Martian gullies that some scientists believe were recently carved by liquid water might instead be the result of landslides triggered by wind and meteor impacts, scientists say.
The idea is based on new findings that the Moon, where no liquid water has been found, contains gullies similar to those found on Mars.
Gwendolyn Bart, a graduate student in planetary sciences at the University of Arizona, presented her findings last week at the 37th Lunar and Planetary Science Conference in Houston.
Many scientists think Mars was a planet once drenched in water, at least for periods of time: its surface contains canyons larger than any found on Earth. NASA’s Mars rover Opportunity has found BB-like spheres and layered deposits of sandstone that many scientists believe could have only formed under conditions in which large bodies of water existed at or near the Martian surface for long periods of time.
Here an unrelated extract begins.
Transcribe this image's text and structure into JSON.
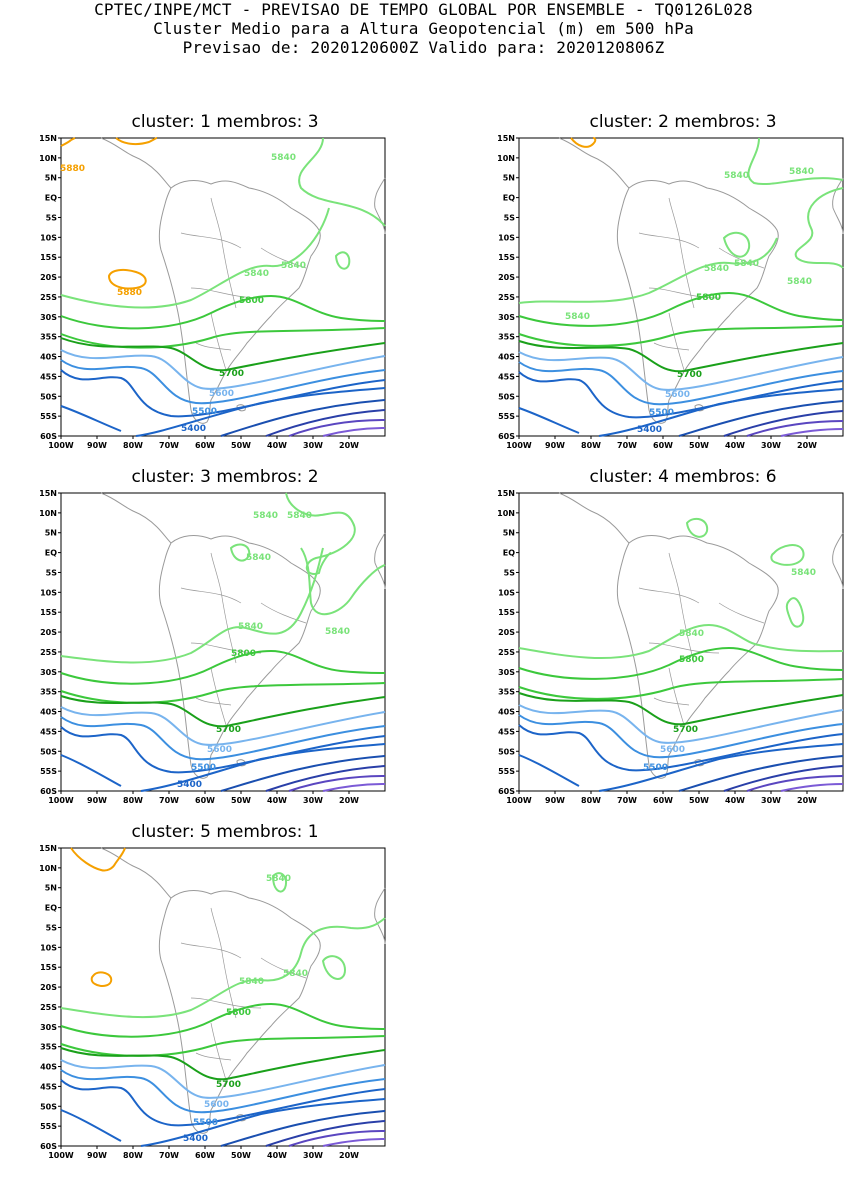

But these findings only confirm the presence of Martian water in the ancient past. Whether liquid water ever exists on the planet now is a subject of debate among scientists.
In 2000, NASA scientists announced that the Mars Global Surveyor, or MGS, satellite had detected gullies apparently formed from water trickling up from just below the surface. Based on the images, some scientists concluded that liquid water flowed on Mars’ surface in the recent past, sometime within the last million years, and that liquid water might still exist on the planet in subsurface reservoirs.